Katılımın beş genel amacından söz edilebilir. Bunlardan ilki, karar vericilerin halkın önceliklerini anlaması ve kararlarında bu önceliklere yer vermesidir. İkincisi, bireylerin yerel bilgisini kararlara dahil etmektir. Bu amaçlardan her ikiside karar vericileri belirsizlikten uzaklaştırır ve daha geniş katılımlı kararların oluşmasını sağlar. Üçüncü olarak katılım, adalet ve tarafsızlığı, seslerini başka yollarla duyurma imkânı olmayan grupların da sürece dahil edilmesini sağlar. Dördüncü amaç katılımla kamusal kararların meşruluğunun arttırılmasıdır. Son olarak katılımın kamu görevlileri için yasal bir zorunluluk olarak ortaya çıkması sonucunda sorunların daha hızlı ve etkin çözümlenmesidir. Katılımın hem siyasal hem de yönetimsel boyutu bulunmaktadır. Siyasal (politik) yönü itibariyle katılım; bireylerin ya da bireylerin oluşturduğu birimlerin, örgütlerin kendilerini yöneten kadroların seçim ve eylemlerini belirlemek ve etkilemek için giriştikleri çabalar olarak ifade edilir. Siyasal katılım biçim ve düzeyleri siyasal sistemin yapısına, hukuk düzenine, kurumlarına, siyasal kültürüne ve sosyo-ekonomik yapısına göre farklılık göstermektedir.

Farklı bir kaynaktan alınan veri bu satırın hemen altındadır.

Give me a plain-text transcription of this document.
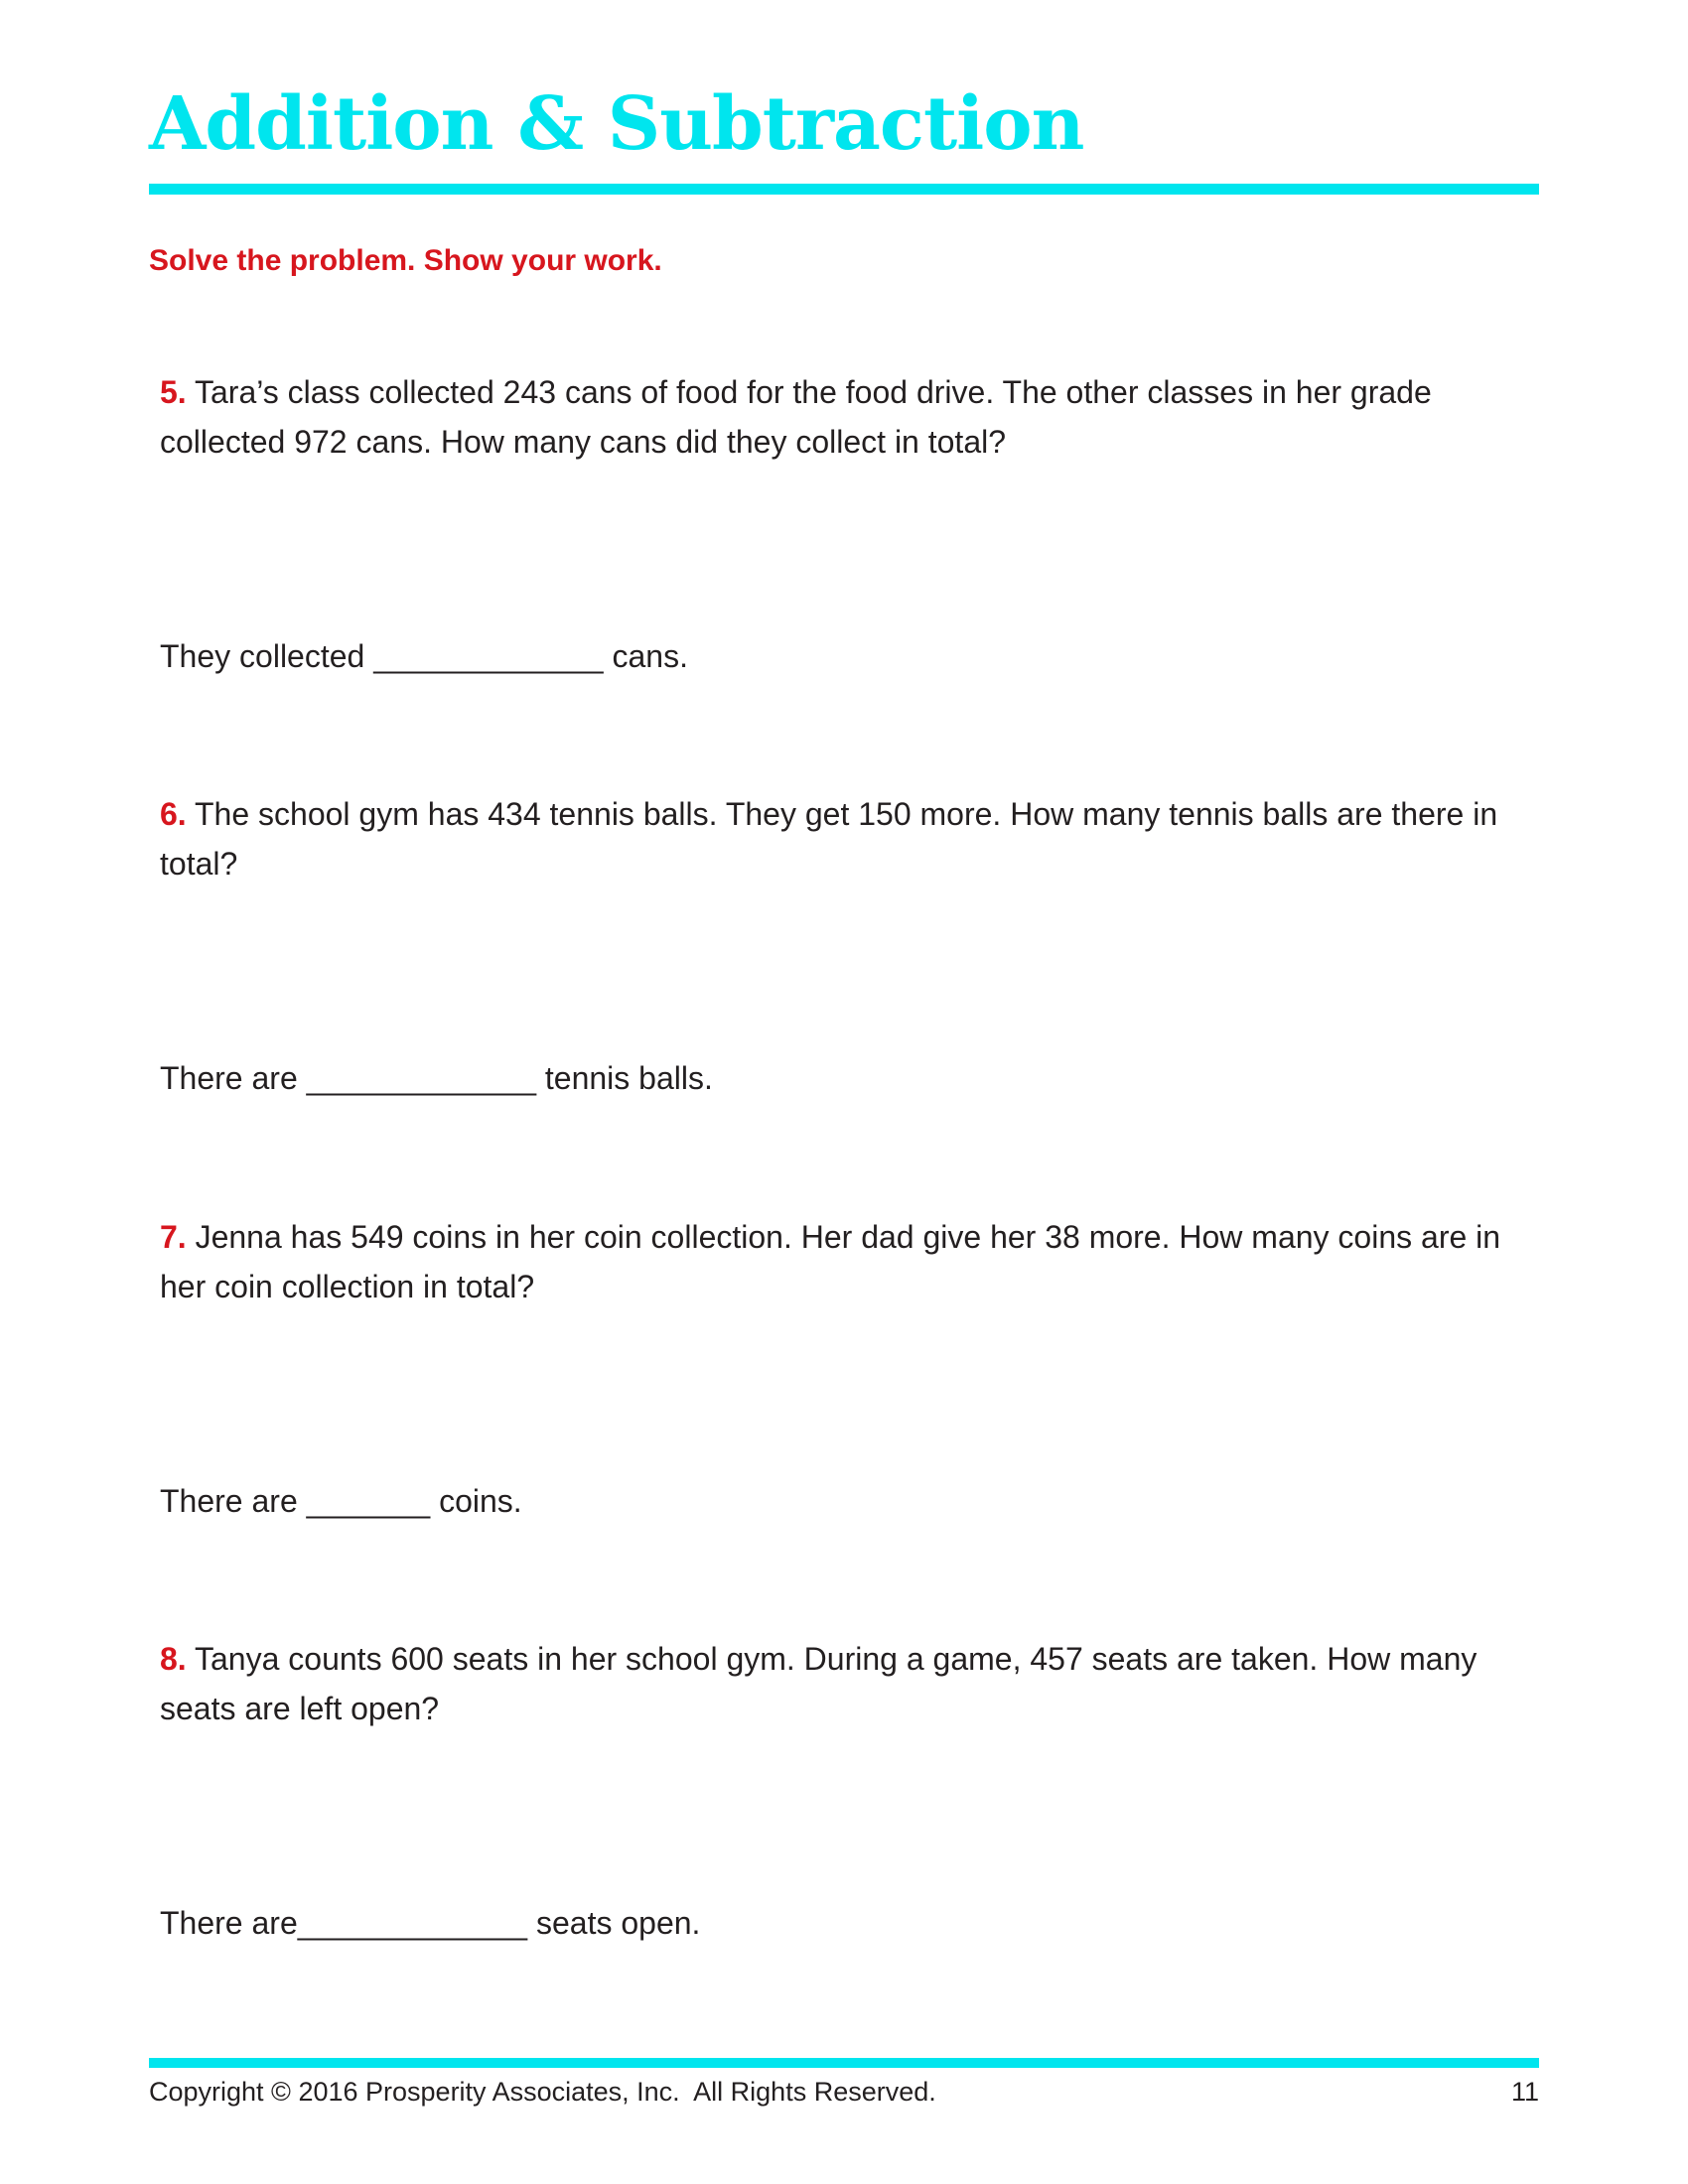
Addition & Subtraction

Solve the problem. Show your work.

5. Tara’s class collected 243 cans of food for the food drive. The other classes in her grade collected 972 cans. How many cans did they collect in total?

They collected _____________ cans.

6. The school gym has 434 tennis balls. They get 150 more. How many tennis balls are there in total?

There are _____________ tennis balls.

7. Jenna has 549 coins in her coin collection. Her dad give her 38 more. How many coins are in her coin collection in total?

There are _______ coins.

8. Tanya counts 600 seats in her school gym. During a game, 457 seats are taken. How many seats are left open?

There are_____________ seats open.

Copyright © 2016 Prosperity Associates, Inc.  All Rights Reserved.	11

Katılım kavramı, politik çalışmaların bir parçası olan karar alma süreçlerine, planlama ve yönetim süreçlerine halkı katma, halkı dinleme, siyasal ve yönetsel kadroların belirlenmesinden çok onların almış olduğu kararlara, yapmış olduğu işlemlere halkın katılımı şeklinde açıklanabilir.

Karar süreçlerine katılım uygulamaları, temsili demokrasinin yerini almayı değil, seçilmiş temsilciler ve onların temsil ettikleri kişiler arasında daha düzenli ve etkin diyalog yoluyla temsili demokrasiyi güçlendirmeyi amaçlamaktadır. Bu amaç doğrultusunda katılımın önemi şu şekilde ifade edilebilir.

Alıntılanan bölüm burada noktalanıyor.